November 25, 2011
Malls May Be Tracking Your Phone Signals This Holiday Season
Two US malls, Promenade Temecula in southern California and Short Pump Town Center in Richmond, Virginia, are testing a cell phone tracking program in hopes of learning more about where you are shopping and what you are looking for, Annalyn Censky reports for CNN Money.
US malls have long tracked how crowds move throughout their stores, this is the first time they´ve used cell phone signals but gathering that information opens up privacy concerns.
The service, called FootPath Technology installs discreet receivers attached to walls at the location to be tracked, and these devices then track anyone in the vicinity with a switched-on cell phone.
The person-specific tracking allows the system to determine which stores get the most traffic, and which areas within the stores attract the largest crowds. The technology can help store managers answer even more specific questions such as how many Nordstrom shoppers also stop at Starbucks? Or how long do most customers linger in Victoria´s Secret?

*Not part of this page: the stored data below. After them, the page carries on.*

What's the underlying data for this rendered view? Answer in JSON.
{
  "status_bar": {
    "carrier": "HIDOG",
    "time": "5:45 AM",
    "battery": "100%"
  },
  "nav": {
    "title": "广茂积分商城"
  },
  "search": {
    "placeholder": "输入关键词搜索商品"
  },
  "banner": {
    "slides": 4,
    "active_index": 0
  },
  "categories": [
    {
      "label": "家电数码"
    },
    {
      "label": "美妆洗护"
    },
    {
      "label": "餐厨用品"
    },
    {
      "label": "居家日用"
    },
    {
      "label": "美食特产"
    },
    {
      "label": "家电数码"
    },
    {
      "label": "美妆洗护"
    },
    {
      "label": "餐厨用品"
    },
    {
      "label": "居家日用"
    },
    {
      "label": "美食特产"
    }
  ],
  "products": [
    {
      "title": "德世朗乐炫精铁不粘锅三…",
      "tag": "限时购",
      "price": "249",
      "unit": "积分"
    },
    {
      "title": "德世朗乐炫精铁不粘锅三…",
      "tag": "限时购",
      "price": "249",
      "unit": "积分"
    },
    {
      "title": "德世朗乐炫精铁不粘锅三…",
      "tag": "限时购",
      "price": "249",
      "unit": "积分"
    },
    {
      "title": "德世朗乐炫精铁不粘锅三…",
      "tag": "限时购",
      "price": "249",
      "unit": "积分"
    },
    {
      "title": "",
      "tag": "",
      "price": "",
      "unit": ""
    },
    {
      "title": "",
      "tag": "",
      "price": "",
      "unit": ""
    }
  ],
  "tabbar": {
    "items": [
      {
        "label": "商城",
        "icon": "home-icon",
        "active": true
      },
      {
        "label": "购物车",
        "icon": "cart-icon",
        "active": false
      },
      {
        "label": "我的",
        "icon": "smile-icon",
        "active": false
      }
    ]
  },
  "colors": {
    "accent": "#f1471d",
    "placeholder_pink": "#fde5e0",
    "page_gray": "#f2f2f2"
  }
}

All the information is anonymous, the company promises, and anyone can immediately opt out by simply turning off their cell phone, Adario Strange of PCMag reports. Although when and where exactly the system is being utilized is not addressed.
“We don´t need to know who it is and we don´t need to know anyone´s cell phone number, nor do we want that,” Stephanie Shriver-Engdahl, vice president of digital strategy for Forest City, told CNN's Annalyn Censky.

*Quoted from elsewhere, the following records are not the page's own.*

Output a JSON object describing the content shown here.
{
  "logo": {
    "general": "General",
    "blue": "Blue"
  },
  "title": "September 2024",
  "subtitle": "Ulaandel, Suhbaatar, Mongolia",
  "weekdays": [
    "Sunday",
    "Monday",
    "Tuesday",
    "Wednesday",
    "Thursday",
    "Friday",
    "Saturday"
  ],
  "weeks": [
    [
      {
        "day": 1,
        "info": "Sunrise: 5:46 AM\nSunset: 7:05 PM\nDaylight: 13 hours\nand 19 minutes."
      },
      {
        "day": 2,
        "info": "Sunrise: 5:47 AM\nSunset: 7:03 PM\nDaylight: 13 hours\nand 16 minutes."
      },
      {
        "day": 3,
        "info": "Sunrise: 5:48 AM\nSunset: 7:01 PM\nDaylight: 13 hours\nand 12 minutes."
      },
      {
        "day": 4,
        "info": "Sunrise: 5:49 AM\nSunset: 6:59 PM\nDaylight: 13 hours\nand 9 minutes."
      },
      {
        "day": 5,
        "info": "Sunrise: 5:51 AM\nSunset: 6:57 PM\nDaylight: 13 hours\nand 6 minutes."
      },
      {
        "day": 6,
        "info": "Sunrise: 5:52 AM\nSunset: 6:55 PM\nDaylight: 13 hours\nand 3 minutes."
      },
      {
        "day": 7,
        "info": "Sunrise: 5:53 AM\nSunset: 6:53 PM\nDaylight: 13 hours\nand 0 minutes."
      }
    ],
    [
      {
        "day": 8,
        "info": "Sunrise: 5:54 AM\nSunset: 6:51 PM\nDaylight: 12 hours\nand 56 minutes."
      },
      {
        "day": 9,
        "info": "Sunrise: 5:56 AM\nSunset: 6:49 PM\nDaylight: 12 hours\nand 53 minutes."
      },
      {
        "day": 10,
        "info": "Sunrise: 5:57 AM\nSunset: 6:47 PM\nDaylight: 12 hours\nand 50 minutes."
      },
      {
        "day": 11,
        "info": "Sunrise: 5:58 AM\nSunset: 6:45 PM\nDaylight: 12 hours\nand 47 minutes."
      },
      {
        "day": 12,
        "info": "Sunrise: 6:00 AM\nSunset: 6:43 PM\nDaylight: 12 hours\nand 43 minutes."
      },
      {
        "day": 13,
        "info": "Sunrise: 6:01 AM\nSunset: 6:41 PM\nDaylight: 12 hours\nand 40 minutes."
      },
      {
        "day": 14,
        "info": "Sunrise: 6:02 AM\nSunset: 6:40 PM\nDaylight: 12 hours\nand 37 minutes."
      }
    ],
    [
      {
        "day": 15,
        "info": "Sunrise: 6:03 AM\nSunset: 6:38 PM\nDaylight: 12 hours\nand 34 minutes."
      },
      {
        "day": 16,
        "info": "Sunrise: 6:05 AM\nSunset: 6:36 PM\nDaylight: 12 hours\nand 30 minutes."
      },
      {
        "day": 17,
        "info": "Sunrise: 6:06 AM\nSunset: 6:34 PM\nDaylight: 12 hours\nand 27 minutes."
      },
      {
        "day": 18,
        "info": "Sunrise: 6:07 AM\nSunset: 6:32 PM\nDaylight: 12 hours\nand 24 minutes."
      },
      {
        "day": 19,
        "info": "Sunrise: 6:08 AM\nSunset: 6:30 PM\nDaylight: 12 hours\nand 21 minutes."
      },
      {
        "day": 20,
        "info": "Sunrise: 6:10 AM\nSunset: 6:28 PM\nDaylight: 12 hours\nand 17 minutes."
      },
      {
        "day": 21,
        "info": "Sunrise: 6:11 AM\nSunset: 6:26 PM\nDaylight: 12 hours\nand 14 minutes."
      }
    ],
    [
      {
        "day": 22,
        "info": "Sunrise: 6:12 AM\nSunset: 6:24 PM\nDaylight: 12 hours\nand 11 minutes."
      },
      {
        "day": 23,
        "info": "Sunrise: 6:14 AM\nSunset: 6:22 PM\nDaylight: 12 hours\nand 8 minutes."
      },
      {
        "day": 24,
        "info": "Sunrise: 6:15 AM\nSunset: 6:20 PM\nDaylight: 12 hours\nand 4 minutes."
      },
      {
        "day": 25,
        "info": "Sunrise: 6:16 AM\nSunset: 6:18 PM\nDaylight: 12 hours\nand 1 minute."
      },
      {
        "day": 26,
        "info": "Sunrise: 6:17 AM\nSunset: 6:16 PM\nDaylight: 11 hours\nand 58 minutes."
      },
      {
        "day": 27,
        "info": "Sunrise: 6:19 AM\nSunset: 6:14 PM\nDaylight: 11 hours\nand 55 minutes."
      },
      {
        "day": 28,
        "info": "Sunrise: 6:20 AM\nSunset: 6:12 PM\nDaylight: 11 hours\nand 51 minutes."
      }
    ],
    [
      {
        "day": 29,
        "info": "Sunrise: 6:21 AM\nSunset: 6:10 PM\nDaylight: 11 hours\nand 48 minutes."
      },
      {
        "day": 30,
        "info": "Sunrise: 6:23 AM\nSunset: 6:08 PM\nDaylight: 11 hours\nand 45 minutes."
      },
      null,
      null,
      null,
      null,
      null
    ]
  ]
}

This technology has already been used in shopping centers in Europe and Australia. And according to Path Intelligence CEO Sharon Biggar, hardly any shoppers decide to opt out.

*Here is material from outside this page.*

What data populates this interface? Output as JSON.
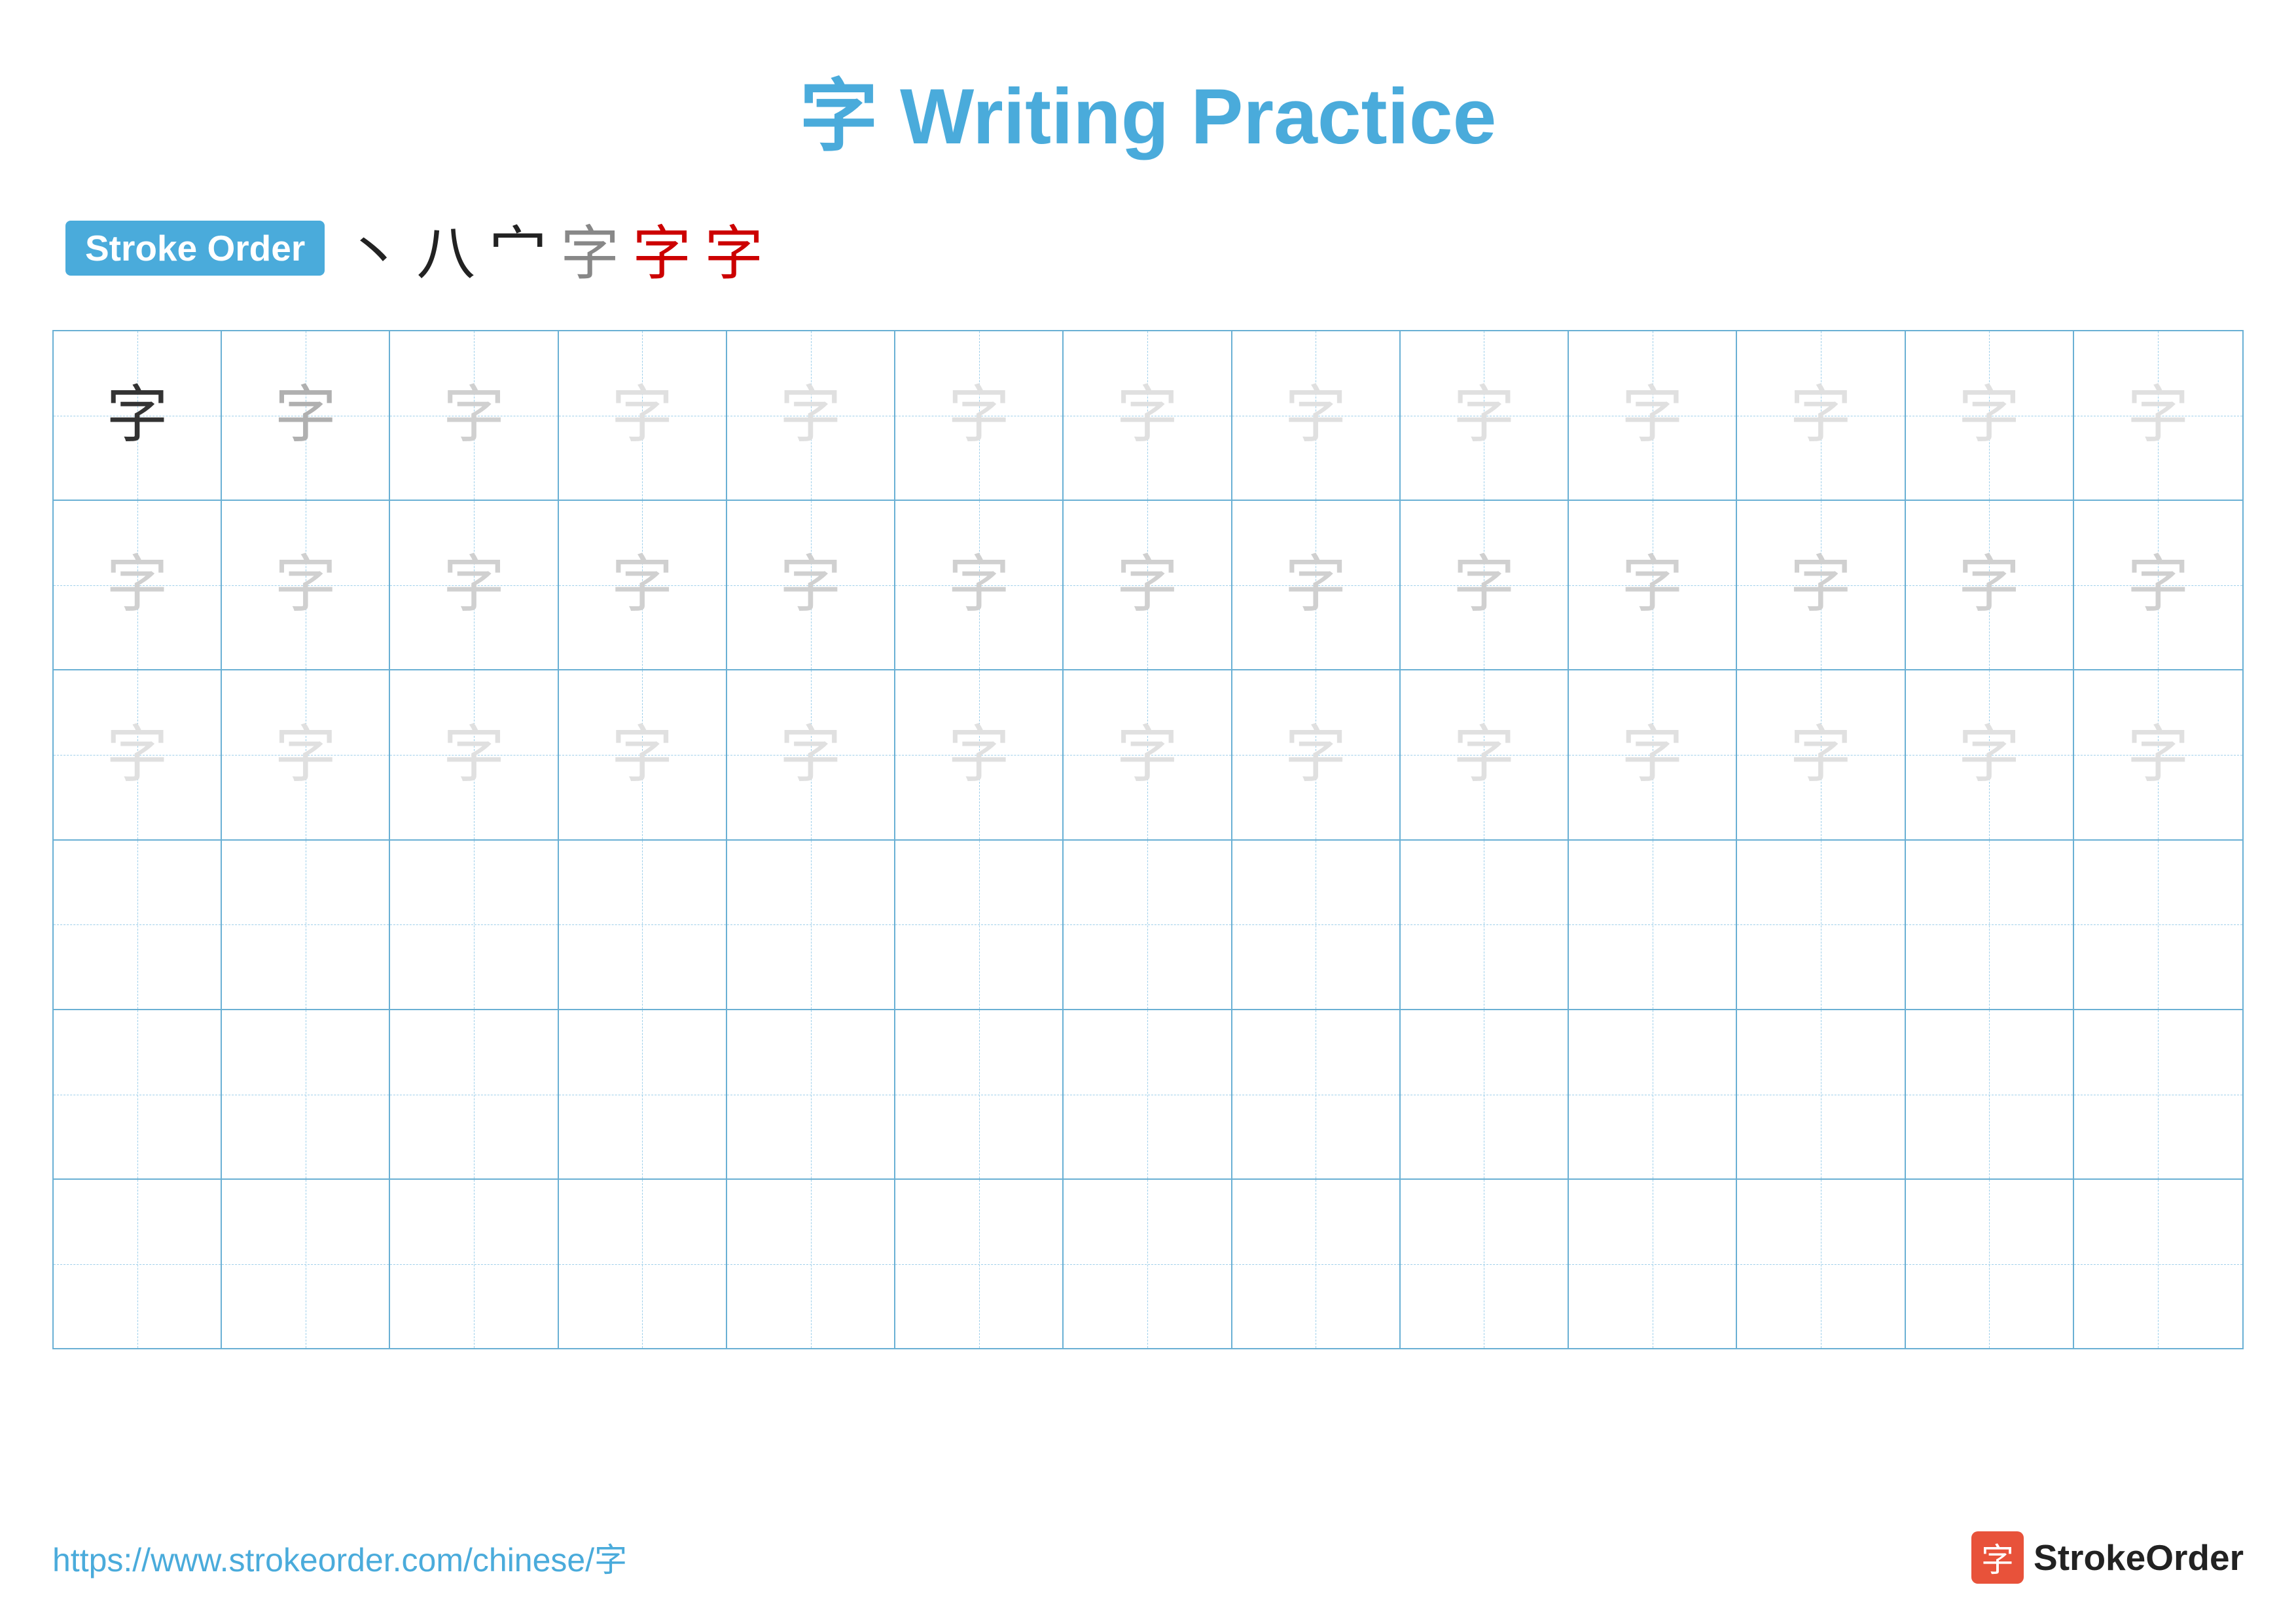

“It´s just not invasive of privacy,” she said. “There are no risks to privacy, so I don´t see why anyone would opt out.”
Now, US retailers including JCPenney and Home Depot are also believed to be working with this technology, Biggar said. However Home Depot has not yet announced it is in place and JCPenney declined to comment on its relationship with the vendor.
Some industry analysts worry about the broader implications of this kind of technology. “Most of this information is harmless and nobody ever does anything nefarious with it,” said Sucharita Mulpuru, retail analyst at Forrester Research.
“But the reality is, what happens when you start having hackers potentially having access to this information and being able to track your movements?”
“I´m sure as more people get more cell phones, it´s probably inevitable that it will continue as a resource,” Mulpuru said. “But I think the future is going to have to be opt in, not opt out.”